Dream-VL 與 Dream-VLA:基於擴散語言模型架構的開放式視覺語言與視覺語言行動模型
Dream-VL & Dream-VLA: Open Vision-Language and Vision-Language-Action Models with Diffusion Language Model Backbone
December 27, 2025
作者: Jiacheng Ye, Shansan Gong, Jiahui Gao, Junming Fan, Shuang Wu, Wei Bi, Haoli Bai, Lifeng Shang, Lingpeng Kong
cs.AI
摘要
雖然基於自回歸的大型視覺語言模型(VLM)已取得顯著成就,但其序列化生成方式常限制其在複雜視覺規劃與動態機器人控制任務中的效能。本研究探討以擴散式大型語言模型(dLLM)為基礎構建視覺語言模型的潛力,以突破這些限制。
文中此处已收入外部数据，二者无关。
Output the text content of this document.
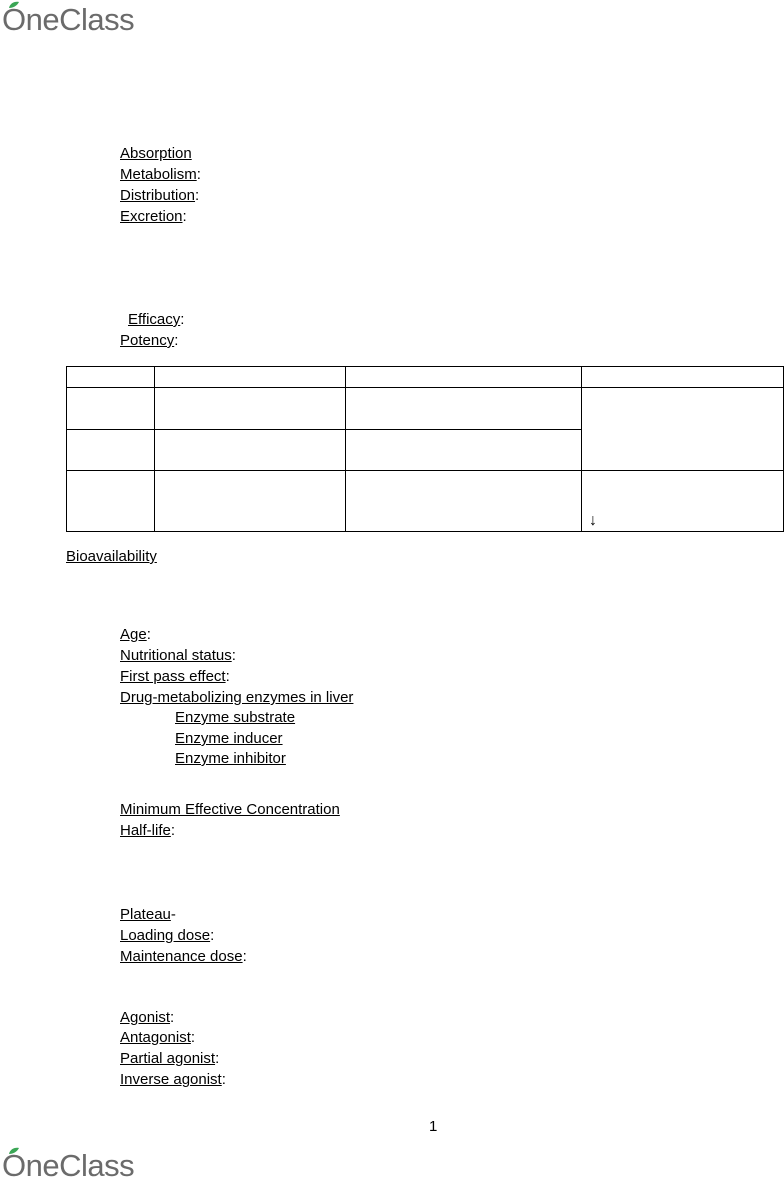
OneClass
Absorption
Metabolism:
Distribution:
Excretion:
Efficacy:
Potency:

↓
Bioavailability
Age:
Nutritional status:
First pass effect:
Drug-metabolizing enzymes in liver
Enzyme substrate
Enzyme inducer
Enzyme inhibitor
Minimum Effective Concentration
Half-life:
Plateau-
Loading dose:
Maintenance dose:
Agonist:
Antagonist:
Partial agonist:
Inverse agonist:
1
OneClass
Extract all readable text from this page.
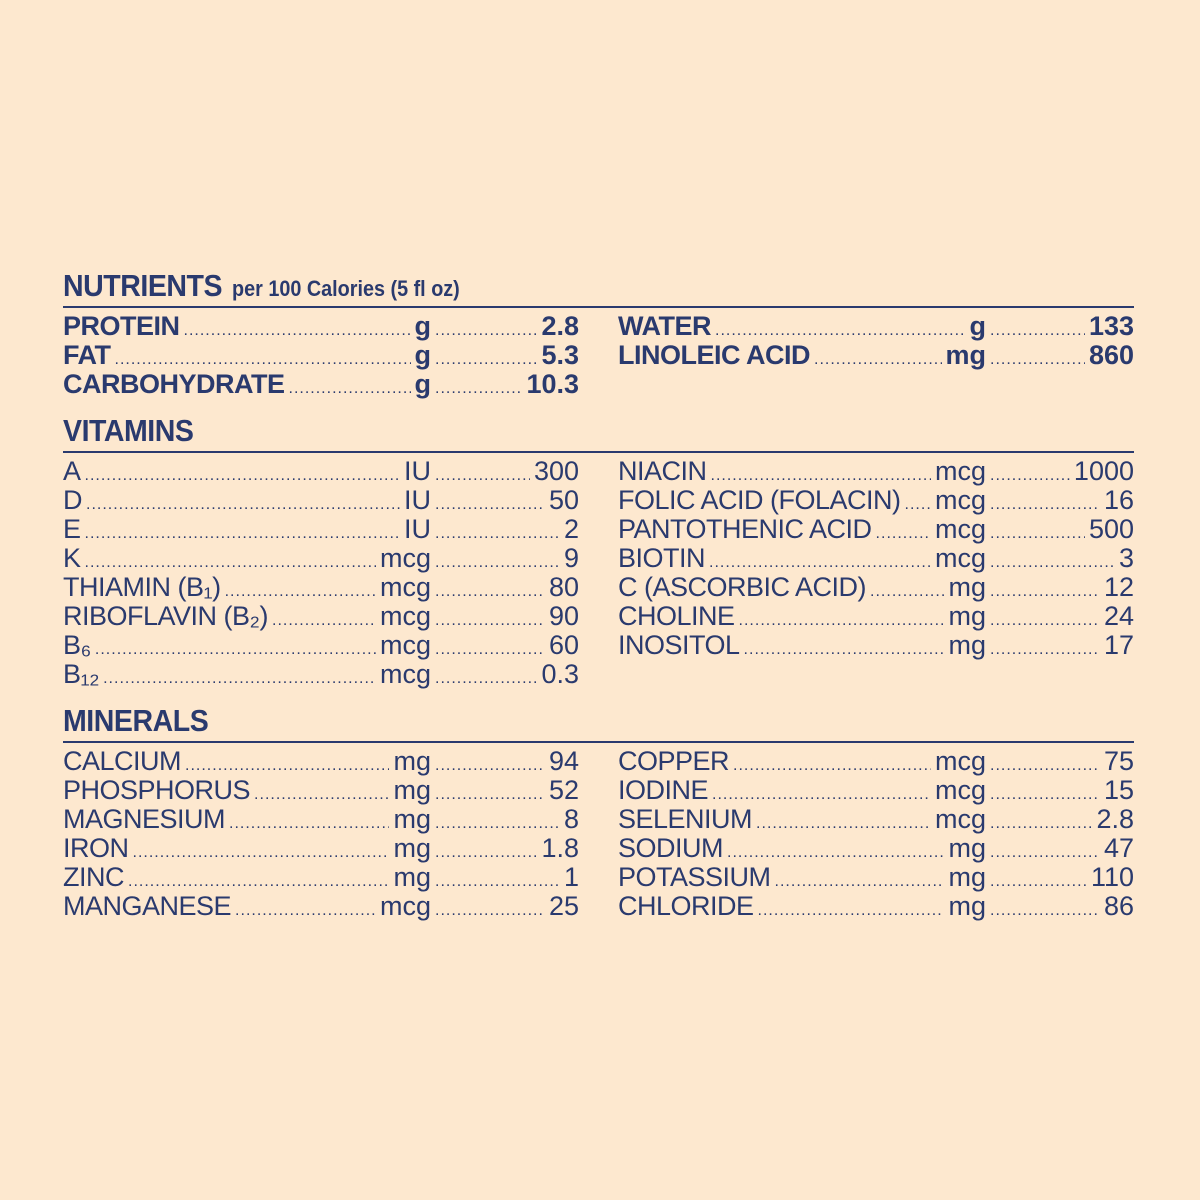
NUTRIENTS per 100 Calories (5 fl oz)
PROTEIN .....	g .....	2.8
FAT .....	g .....	5.3
CARBOHYDRATE .....	g .....	10.3
WATER .....	g .....	133
LINOLEIC ACID .....	mg .....	860
VITAMINS
A .....	IU .....	300
D .....	IU .....	50
E .....	IU .....	2
K .....	mcg .....	9
THIAMIN (B₁) .....	mcg .....	80
RIBOFLAVIN (B₂) .....	mcg .....	90
B₆ .....	mcg .....	60
B₁₂ .....	mcg .....	0.3
NIACIN .....	mcg .....	1000
FOLIC ACID (FOLACIN) ..... mcg .....	16
PANTOTHENIC ACID ..... mcg .....	500
BIOTIN .....	mcg .....	3
C (ASCORBIC ACID) .....	mg .....	12
CHOLINE .....	mg .....	24
INOSITOL .....	mg .....	17
MINERALS
CALCIUM .....	mg .....	94
PHOSPHORUS .....	mg .....	52
MAGNESIUM .....	mg .....	8
IRON .....	mg .....	1.8
ZINC .....	mg .....	1
MANGANESE .....	mcg .....	25
COPPER .....	mcg .....	75
IODINE .....	mcg .....	15
SELENIUM .....	mcg .....	2.8
SODIUM .....	mg .....	47
POTASSIUM .....	mg .....	110
CHLORIDE .....	mg .....	86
我們提出 Dream-VL——一種開源的擴散式視覺語言模型(dVLM),其在同類模型中實現了最先進的性能。Dream-VL 在各大開放數據基準測試中可媲美頂級自回歸視覺語言模型,且在視覺規劃任務中展現出更優越的潛力。基於 Dream-VL,我們進一步推出 Dream-VLA,這是一款通過對開放機器人數據集進行持續預訓練而開發的 dLLM 架構視覺-語言-動作模型(dVLA)。我們證實該擴散架構天然的雙向特性為 VLA 任務提供了更優越的基礎,其天生適用於動作分塊與並行生成,從而在下游微調任務中實現顯著加速收斂。Dream-VLA 在 LIBERO 數據集上達到 97.2% 的平均成功率,在 SimplerEnv-Bridge 和 SimplerEnv-Fractal 上分別取得 71.4% 與 60.5% 的綜合平均分,超越 π_0 與 GR00T-N1 等主流模型。我們同時驗證了在不同訓練目標下,dVLM 於下游任務中均優於自回歸基線模型。現開源 Dream-VL 與 Dream-VLA 以推動相關領域的進一步研究。
English
While autoregressive Large Vision-Language Models (VLMs) have achieved remarkable success, their sequential generation often limits their efficacy in complex visual planning and dynamic robotic control. In this work, we investigate the potential of constructing Vision-Language Models upon diffusion-based large language models (dLLMs) to overcome these limitations. We introduce Dream-VL, an open diffusion-based VLM (dVLM) that achieves state-of-the-art performance among previous dVLMs. Dream-VL is comparable to top-tier AR-based VLMs trained on open data on various benchmarks but exhibits superior potential when applied to visual planning tasks. Building upon Dream-VL, we introduce Dream-VLA, a dLLM-based Vision-Language-Action model (dVLA) developed through continuous pre-training on open robotic datasets. We demonstrate that the natively bidirectional nature of this diffusion backbone serves as a superior foundation for VLA tasks, inherently suited for action chunking and parallel generation, leading to significantly faster convergence in downstream fine-tuning. Dream-VLA achieves top-tier performance of 97.2% average success rate on LIBERO, 71.4% overall average on SimplerEnv-Bridge, and 60.5% overall average on SimplerEnv-Fractal, surpassing leading models such as π_0 and GR00T-N1. We also validate that dVLMs surpass AR baselines on downstream tasks across different training objectives. We release both Dream-VL and Dream-VLA to facilitate further research in the community.